Introduction. This study aims to describe the association between dietary habits and weight status and the interest in food and science. Methods. We examined in a cross-sectional study 525 children aged between 8 and 18 years, who attended the Brussels Food Fair or the Belgian Science Day in 2013. They were divided into three groups: special interest in science, special interest in food, and a general control group. They completed a questionnaire, and body parameters were measured. The weight status of the children was identified using the growth charts and the calculated BMI. Results. In total, 525 children were included: 290 children in the reference group, 194 in the food group, and 41 in the science group.
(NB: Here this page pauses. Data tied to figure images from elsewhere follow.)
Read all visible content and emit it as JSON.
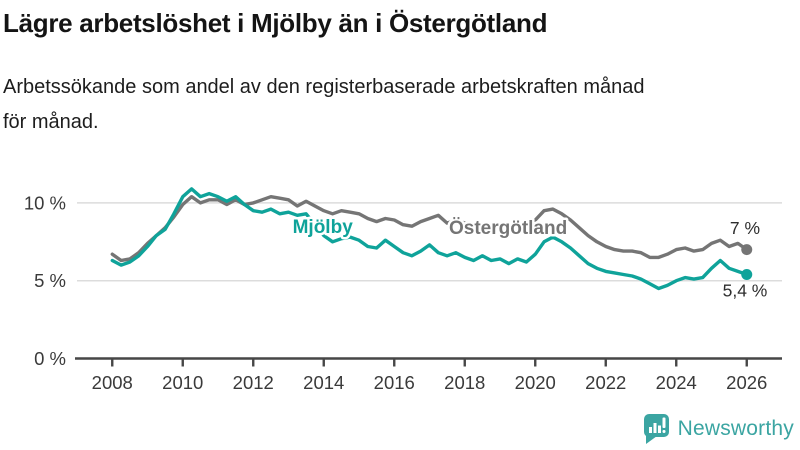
{
  "header": {
    "title": "Lägre arbetslöshet i Mjölby än i Östergötland",
    "subtitle": "Arbetssökande som andel av den registerbaserade arbetskraften månad\nför månad."
  },
  "footer": {
    "brand": "Newsworthy"
  },
  "colors": {
    "mjolby": "#0fa39a",
    "ostergotland": "#757575",
    "axis": "#474747",
    "grid": "#dcdcdc",
    "tick_label": "#3a3a3a",
    "end_label": "#2e2e2e",
    "brand_teal": "#3ba5a2"
  },
  "chart_data": {
    "type": "line",
    "title": "Lägre arbetslöshet i Mjölby än i Östergötland",
    "subtitle": "Arbetssökande som andel av den registerbaserade arbetskraften månad för månad.",
    "unit": "%",
    "grid": "horizontal",
    "legend_position": "inline-labels",
    "x_start": 2008.0,
    "x_step": 0.25,
    "xlim": [
      2007,
      2027
    ],
    "ylim": [
      0,
      12.5
    ],
    "x_ticks": [
      2008,
      2010,
      2012,
      2014,
      2016,
      2018,
      2020,
      2022,
      2024,
      2026
    ],
    "y_ticks": [
      0,
      5,
      10
    ],
    "y_tick_suffix": " %",
    "series": [
      {
        "name": "Mjölby",
        "color": "#0fa39a",
        "end_value": 5.4,
        "label": {
          "x": 2013.97,
          "y": 8.05
        },
        "end_label": {
          "text": "5,4 %",
          "x": 2025.95,
          "y": 4.0
        },
        "values": [
          6.3,
          6.0,
          6.2,
          6.6,
          7.2,
          7.9,
          8.3,
          9.3,
          10.4,
          10.9,
          10.4,
          10.6,
          10.4,
          10.1,
          10.4,
          9.9,
          9.5,
          9.4,
          9.6,
          9.3,
          9.4,
          9.2,
          9.3,
          8.6,
          7.9,
          7.5,
          7.7,
          7.8,
          7.6,
          7.2,
          7.1,
          7.6,
          7.2,
          6.8,
          6.6,
          6.9,
          7.3,
          6.8,
          6.6,
          6.8,
          6.5,
          6.3,
          6.6,
          6.3,
          6.4,
          6.1,
          6.4,
          6.2,
          6.7,
          7.5,
          7.8,
          7.5,
          7.1,
          6.6,
          6.1,
          5.8,
          5.6,
          5.5,
          5.4,
          5.3,
          5.1,
          4.8,
          4.5,
          4.7,
          5.0,
          5.2,
          5.1,
          5.2,
          5.8,
          6.3,
          5.8,
          5.6,
          5.4
        ]
      },
      {
        "name": "Östergötland",
        "color": "#757575",
        "end_value": 7.0,
        "label": {
          "x": 2019.23,
          "y": 8.0
        },
        "end_label": {
          "text": "7 %",
          "x": 2025.95,
          "y": 8.0
        },
        "values": [
          6.7,
          6.3,
          6.4,
          6.8,
          7.4,
          7.9,
          8.4,
          9.1,
          9.9,
          10.4,
          10.0,
          10.2,
          10.2,
          9.9,
          10.2,
          9.9,
          10.0,
          10.2,
          10.4,
          10.3,
          10.2,
          9.8,
          10.1,
          9.8,
          9.5,
          9.3,
          9.5,
          9.4,
          9.3,
          9.0,
          8.8,
          9.0,
          8.9,
          8.6,
          8.5,
          8.8,
          9.0,
          9.2,
          8.7,
          8.9,
          8.7,
          8.5,
          8.6,
          8.4,
          8.3,
          8.2,
          8.3,
          8.5,
          8.9,
          9.5,
          9.6,
          9.3,
          8.9,
          8.4,
          7.9,
          7.5,
          7.2,
          7.0,
          6.9,
          6.9,
          6.8,
          6.5,
          6.5,
          6.7,
          7.0,
          7.1,
          6.9,
          7.0,
          7.4,
          7.6,
          7.2,
          7.4,
          7.0
        ]
      }
    ]
  }
}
The prevalence of overweight and obesity was 28% in the general control group, 14% in the food group, and 15% in the science group. Breakfast and dinner were skipped more often by children with overweight or obesity. Children from the food and science groups had more sweets and meat, had less fruit, and skipped less meals. Conclusion. In our study, 28% of the reference group had overweight or obesity. The children with special interest in food or science differed from the control group.